Le prince au petit pois est un album destiné aux enfants de plus de 4 ans. Mais les jeux de mots et le vocabulaire utilisés nécessitent une importante médiation de l’adulte. Cette médiation a d’autant plus d’intérêt que le texte révèle tout son charme lorsqu’il est oralisé : les assonances en « oi » apportant une certaine musicalité au texte.
Cet album est une adaptation libre et très originale du conte d’Andersen La princesse au petit pois. L’héroïne, la Princesse Toinon, veut se marier. À son grand bonheur, elle obtient l’accord de la reine. Mais, pour cela elle doit trouver le prince au petit pois. Une véritable énigme qui laisse Toinon bien perplexe. Doit-elle partir à la recherche du prince au petit pois ? Au petit poids ? Ou au petit pouah ? Au fil des pages, nous suivons sa quête sur les routes du royaume de France.
Le premier contact avec l’album se fait par la première de couverture. Sa composition graphique est très riche : il y a des graphismes simples, des fragments de tissus effilochés et froissés , des photographies et des papiers découpés . Tous ces matériaux surchargent la couverture mais lui apportent aussi un attrait visuel indéniable . Bref, ce joyeux bazar visuel annonce l’humour du texte. Ce désordre apparent n’en est pas un. Ici, chaque image isolée fait sens et renvoie à une thématique de l’histoire. Chacune d’elle éclaire l’autre. Chaque image de la couverture raconte une histoire et se retrouve tel un fil conducteur dans les pages de l’album. Ainsi, au fil des pages, le petit pois pousse pour signifier que la princesse grandit au gré de ses expériences.
Arrêtons nous sur le personnage centrale : la princesse Toinon. Tout en elle, évoque la rondeur : son visage, sans les oreilles de lapin, est celui d’une toute petite fille au sourire malicieux . Sa robe à pois, multicolore suggère la joie. Elle est effilochée, froissée et fabriquée dans un tissus grossier et lourd : nous sommes très loin du stéréotype de la princesse. Le ton est donné : la parodie des contes de fée n’est pas loin. En outre, Toinon est une princesse résolument moderne puisque c’est elle qui part sur les routes de France pour trouver son prince charmant.

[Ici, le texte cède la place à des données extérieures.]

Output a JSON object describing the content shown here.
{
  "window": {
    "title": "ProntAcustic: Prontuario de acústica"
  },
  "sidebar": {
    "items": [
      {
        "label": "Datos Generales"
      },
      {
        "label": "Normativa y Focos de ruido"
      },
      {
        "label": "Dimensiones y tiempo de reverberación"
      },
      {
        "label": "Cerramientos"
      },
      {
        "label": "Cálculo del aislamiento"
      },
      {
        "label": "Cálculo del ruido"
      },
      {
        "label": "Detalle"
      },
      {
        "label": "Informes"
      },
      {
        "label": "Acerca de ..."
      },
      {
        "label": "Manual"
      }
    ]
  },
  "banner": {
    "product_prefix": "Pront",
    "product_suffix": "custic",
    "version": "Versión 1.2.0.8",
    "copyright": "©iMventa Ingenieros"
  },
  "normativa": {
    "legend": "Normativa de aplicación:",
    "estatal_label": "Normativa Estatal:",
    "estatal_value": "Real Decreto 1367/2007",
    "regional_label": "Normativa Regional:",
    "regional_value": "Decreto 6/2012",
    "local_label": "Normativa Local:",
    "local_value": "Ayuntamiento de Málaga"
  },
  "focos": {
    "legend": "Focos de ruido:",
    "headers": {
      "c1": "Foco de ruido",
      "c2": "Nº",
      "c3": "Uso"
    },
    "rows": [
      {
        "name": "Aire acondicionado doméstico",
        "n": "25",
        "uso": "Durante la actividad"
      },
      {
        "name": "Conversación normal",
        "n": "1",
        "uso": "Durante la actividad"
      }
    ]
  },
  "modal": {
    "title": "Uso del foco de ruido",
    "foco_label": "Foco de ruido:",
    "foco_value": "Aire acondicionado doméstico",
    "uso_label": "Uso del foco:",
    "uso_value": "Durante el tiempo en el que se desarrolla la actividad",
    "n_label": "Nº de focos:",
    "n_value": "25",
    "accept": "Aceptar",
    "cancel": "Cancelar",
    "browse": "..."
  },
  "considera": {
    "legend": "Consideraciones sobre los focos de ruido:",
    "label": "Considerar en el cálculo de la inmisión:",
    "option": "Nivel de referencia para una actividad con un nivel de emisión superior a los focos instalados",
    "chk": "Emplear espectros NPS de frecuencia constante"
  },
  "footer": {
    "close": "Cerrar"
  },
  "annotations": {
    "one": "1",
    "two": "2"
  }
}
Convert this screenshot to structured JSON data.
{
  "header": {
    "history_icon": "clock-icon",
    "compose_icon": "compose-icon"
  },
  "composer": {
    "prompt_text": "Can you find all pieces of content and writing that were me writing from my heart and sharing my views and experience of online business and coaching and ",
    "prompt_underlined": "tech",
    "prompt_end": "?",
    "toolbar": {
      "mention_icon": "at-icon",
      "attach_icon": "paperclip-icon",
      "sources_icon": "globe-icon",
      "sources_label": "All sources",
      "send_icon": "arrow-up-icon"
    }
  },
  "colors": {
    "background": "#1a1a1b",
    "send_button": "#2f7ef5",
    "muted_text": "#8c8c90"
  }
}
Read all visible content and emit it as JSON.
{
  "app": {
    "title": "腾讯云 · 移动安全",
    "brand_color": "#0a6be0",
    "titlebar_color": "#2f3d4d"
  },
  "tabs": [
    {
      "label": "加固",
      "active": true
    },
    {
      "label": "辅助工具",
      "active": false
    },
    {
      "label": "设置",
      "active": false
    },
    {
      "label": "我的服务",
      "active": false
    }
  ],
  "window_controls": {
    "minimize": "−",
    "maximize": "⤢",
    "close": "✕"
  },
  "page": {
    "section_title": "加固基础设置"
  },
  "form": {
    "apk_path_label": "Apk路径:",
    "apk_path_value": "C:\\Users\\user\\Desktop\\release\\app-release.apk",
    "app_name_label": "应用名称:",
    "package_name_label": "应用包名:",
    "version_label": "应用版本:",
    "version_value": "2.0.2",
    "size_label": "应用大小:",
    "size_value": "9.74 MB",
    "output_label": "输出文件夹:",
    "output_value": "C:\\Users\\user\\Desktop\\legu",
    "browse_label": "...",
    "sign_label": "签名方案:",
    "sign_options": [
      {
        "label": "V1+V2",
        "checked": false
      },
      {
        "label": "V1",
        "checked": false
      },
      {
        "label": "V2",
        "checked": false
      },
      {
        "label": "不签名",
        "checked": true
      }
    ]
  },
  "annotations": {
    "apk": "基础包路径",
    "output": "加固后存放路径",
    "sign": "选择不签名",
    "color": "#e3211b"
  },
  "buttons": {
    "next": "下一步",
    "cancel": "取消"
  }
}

Tout au long de l’album, le narrateur joue sur les assonances en « oi ». Particularité qui apporte au texte un rythme et des sonorités plaisantes et même très amusantes. En outre, le texte propose un vocabulaire assez désuet : pour servir cette prégnance du son « oi », le narrateur offre des mots peu rencontrés (courtois, guingois, chatoie, festoie, beffroi, palefroi, effroi, …). Mais quel bonheur de retrouver ces mots et de les partager : les enfants raffolent de ce genre de nouveauté.
Un lexique suranné mais truculent, des images colorées et foisonnantes , des associations iconiques déroutantes mais amusantes, font de cet album, un véritable lieu de détente. Beaucoup de joie éclate de ces pages et l’humour est présent dans chaque détail. On ne se lasse pas de le relire car à chaque fois, on surprend un nouvel élément qui fait sens…
Un joli conte qui se joue des mots et des situations. Mais se terminera-t-il comme tous les contes de fées ?
Petit pois sur le gâteau, cette petite dédicace de l’illustratrice, Anne Letuffe. (Oui, je sais ça devient une habitude !)
Sylvie Chausse, Anne Letuffe, Le prince au petit pois, éditions l’Atelier du poisson soluble , 2007.